Control of the Korean nuclear weapons is key to the coup leader’s plans. He has made one small miscalculation. He requires two devices to unlock and use the North Korean nuclear missile forces. He has one. The other is disguised as the watch the Great Leader wears at all times. 

Amiable Kwak doesn’t see Eom as the Enemy. He sees the North Korean as someone who, if only Kwak can somehow find common ground, could help resolve the current crisis before it spirals into all-out nuclear war. Those behind the coup in North Korea agree, which is why a veritable army of North Korean special forces are infiltrating South Korea with orders to eliminate Eom and the Great Leader and retrieve the missile codes. 

~oOo~

Warning: being a lovable, naive cheerleader does not confer any degree of plot armour. In general, the Korean films I have seen have not hesitated to knock off sympathetic characters if the plot demanded it. 

Steel Rain takes an unsympathetic view of its allies and neighbours. America, Japan, and China are focused on their own well being and on struggles for great power status. All of them would cheerfully throw both Koreas under the bus for their own well being. Sure let’s nuke North Korea, say the Americans … until North Korea demonstrates that it can launch at least one of its nukes, at which point the Americans backtrack. 

The North Koreans come off as an odd combination of naivety, fanaticism, determination, and professionalism. The coup leaders are motivated by frustration with the Great Leader’s refusal to attack the South with nuclear weapons.

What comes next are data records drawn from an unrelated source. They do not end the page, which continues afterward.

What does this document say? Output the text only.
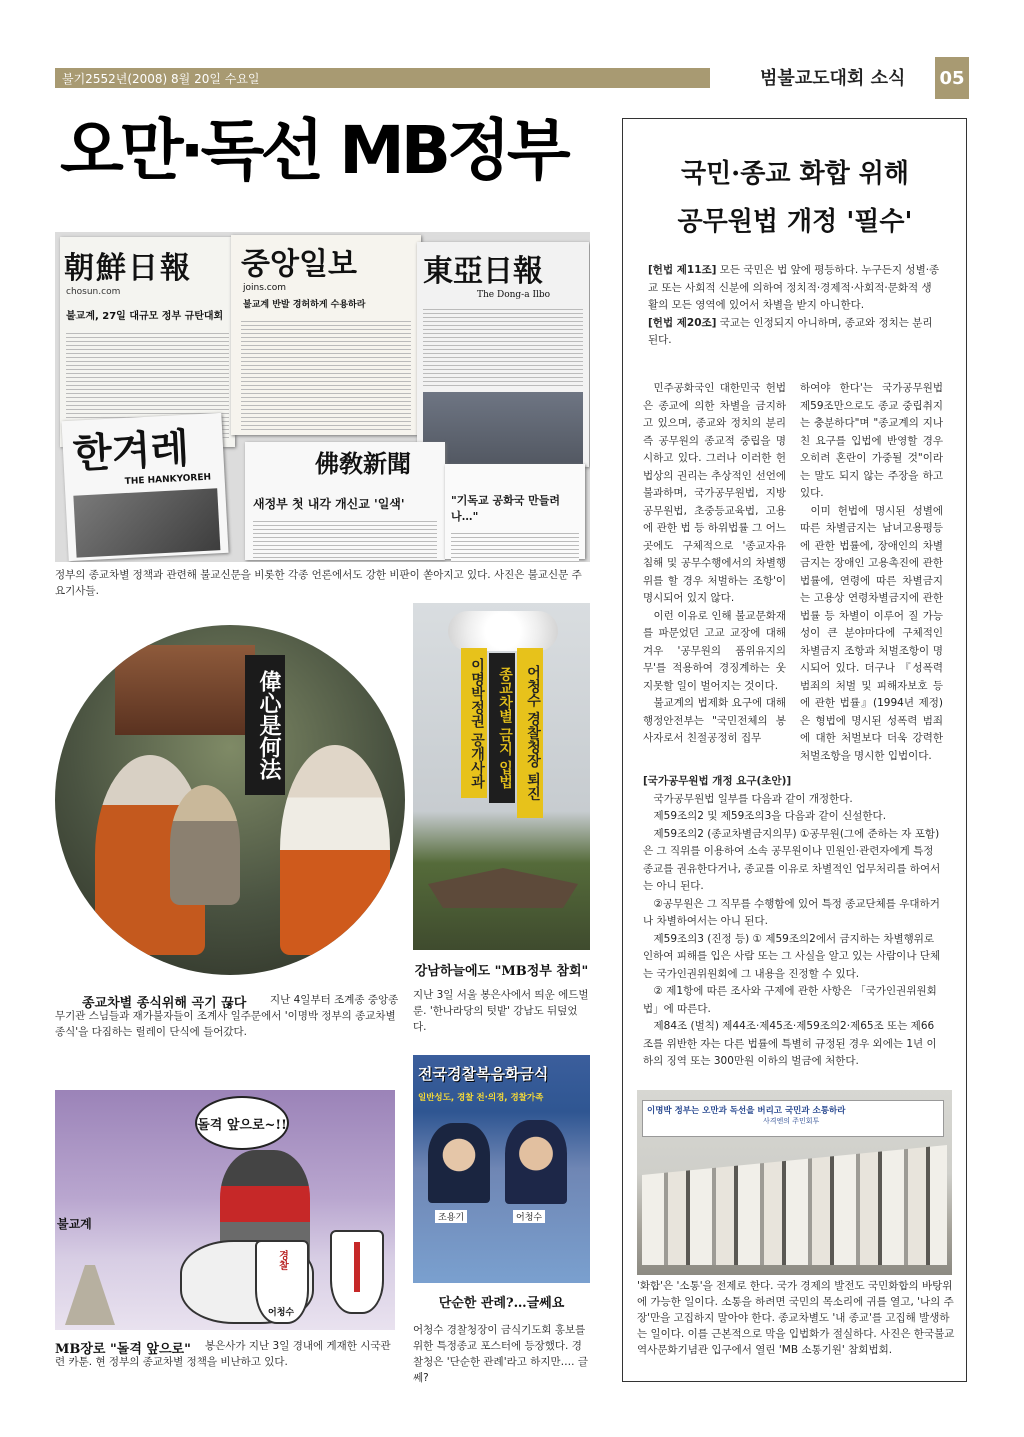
불기2552년(2008) 8월 20일 수요일	범불교도대회 소식 05
오만·독선 MB정부
朝鮮日報
chosun.com
불교계, 27일 대규모 정부 규탄대회
중앙일보
joins.com
불교계 반발 경허하게 수용하라
東亞日報
The Dong-a Ilbo
한겨레
THE HANKYOREH
佛敎新聞
새정부 첫 내각 개신교 '일색'	"기독교 공화국 만들려나…"
정부의 종교차별 정책과 관련해 불교신문을 비롯한 각종 언론에서도 강한 비판이 쏟아지고 있다. 사진은 불교신문 주요기사들.
偉心是何法
종교차별 종식위해 곡기 끊다	지난 4일부터 조계종 중앙종무기관 스님들과 재가불자들이 조계사 일주문에서 '이명박 정부의 종교차별 종식'을 다짐하는 릴레이 단식에 들어갔다.
이명박정권 공개사과 종교차별 금지 입법 어청수 경찰청장 퇴진
강남하늘에도 "MB정부 참회"
지난 3일 서울 봉은사에서 띄운 에드벌룬. '한나라당의 텃밭' 강남도 뒤덮었다.
돌격 앞으로~!!
경찰
어청수
불교계
MB장로 "돌격 앞으로"	봉은사가 지난 3일 경내에 게재한 시국관련 카툰. 현 정부의 종교차별 정책을 비난하고 있다.
전국경찰복음화금식
일반성도, 경찰 전·의경, 경찰가족
조용기	어청수
단순한 관례?…글쎄요
어청수 경찰청장이 금식기도회 홍보를 위한 특정종교 포스터에 등장했다. 경찰청은 '단순한 관례'라고 하지만…. 글쎄?
국민·종교 화합 위해
공무원법 개정 '필수'
[헌법 제11조] 모든 국민은 법 앞에 평등하다. 누구든지 성별·종교 또는 사회적 신분에 의하여 정치적·경제적·사회적·문화적 생활의 모든 영역에 있어서 차별을 받지 아니한다.
[헌법 제20조] 국교는 인정되지 아니하며, 종교와 정치는 분리된다.

민주공화국인 대한민국 헌법은 종교에 의한 차별을 금지하고 있으며, 종교와 정치의 분리 즉 공무원의 종교적 중립을 명시하고 있다. 그러나 이러한 헌법상의 권리는 추상적인 선언에 불과하며, 국가공무원법, 지방공무원법, 초중등교육법, 고용에 관한 법 등 하위법률 그 어느 곳에도 구체적으로 '종교자유 침해 및 공무수행에서의 차별행위를 할 경우 처벌하는 조항'이 명시되어 있지 않다.

이런 이유로 인해 불교문화재를 파문었던 고교 교장에 대해 겨우 '공무원의 품위유지의무'를 적용하여 경징계하는 웃지못할 일이 벌어지는 것이다.

불교계의 법제화 요구에 대해 행정안전부는 "국민전체의 봉사자로서 친절공정히 집무

하여야 한다'는 국가공무원법 제59조만으로도 종교 중립취지는 충분하다"며 "종교계의 지나친 요구를 입법에 반영할 경우 오히려 혼란이 가중될 것"이라는 말도 되지 않는 주장을 하고 있다.

이미 헌법에 명시된 성별에 따른 차별금지는 남녀고용평등에 관한 법률에, 장애인의 차별금지는 장애인 고용촉진에 관한 법률에, 연령에 따른 차별금지는 고용상 연령차별금지에 관한 법률 등 차별이 이루어 질 가능성이 큰 분야마다에 구체적인 차별금지 조항과 처벌조항이 명시되어 있다. 더구나 『성폭력범죄의 처벌 및 피해자보호 등에 관한 법률』(1994년 제정)은 형법에 명시된 성폭력 범죄에 대한 처벌보다 더욱 강력한 처벌조항을 명시한 입법이다.

[국가공무원법 개정 요구(초안)]

국가공무원법 일부를 다음과 같이 개정한다.

제59조의2 및 제59조의3을 다음과 같이 신설한다.

제59조의2 (종교차별금지의무) ①공무원(그에 준하는 자 포함)은 그 직위를 이용하여 소속 공무원이나 민원인·관련자에게 특정 종교를 권유한다거나, 종교를 이유로 차별적인 업무처리를 하여서는 아니 된다.

②공무원은 그 직무를 수행함에 있어 특정 종교단체를 우대하거나 차별하여서는 아니 된다.

제59조의3 (진정 등) ① 제59조의2에서 금지하는 차별행위로 인하여 피해를 입은 사람 또는 그 사실을 알고 있는 사람이나 단체는 국가인권위원회에 그 내용을 진정할 수 있다.

② 제1항에 따른 조사와 구제에 관한 사항은 「국가인권위원회법」에 따른다.

제84조 (벌칙) 제44조·제45조·제59조의2·제65조 또는 제66조를 위반한 자는 다른 법률에 특별히 규정된 경우 외에는 1년 이하의 징역 또는 300만원 이하의 벌금에 처한다.

이명박 정부는 오만과 독선을 버리고 국민과 소통하라
사격엔의 주민회투
'화합'은 '소통'을 전제로 한다. 국가 경제의 발전도 국민화합의 바탕위에 가능한 일이다. 소통을 하려면 국민의 목소리에 귀를 열고, '나의 주장'만을 고집하지 말아야 한다. 종교차별도 '내 종교'를 고집해 발생하는 일이다. 이를 근본적으로 막을 입법화가 절실하다. 사진은 한국불교역사문화기념관 입구에서 열린 'MB 소통기원' 참회법회.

They’re also worried by the Great Leader’s tendency to execute his generals. The foot-soldiers in the coup seem to be completely uninhibited by doubt or desire for self-preservation. Clashes between factions therefore entail tremendous body counts on both sides. 

What raises this above a very slick techno-thriller with impressive special effects is the relationship between amiable Kwak and driven, humourless Eom. Nobody seems to respect the smiling undersecretary, while poor Eom is valuable to his bosses mainly for his expendability. Kwak tries hard to convince Eom to trust him, not because Eom would be a useful tool, but because Kwak likes him [1]. Somehow, whether it’s by offering Eom junk food [2], by bonding over their daughters’ terrible taste in pop music, or by a shared desire to see Korea avoid nuclear conflagration, Kwak is determined to gain that trust and save Korea. 

Please comment here.

Steel Rain is available on Netflix. 

1: Kwak seems to like pretty much everyone. 

2: Junk food which a peckish Kwak then eats.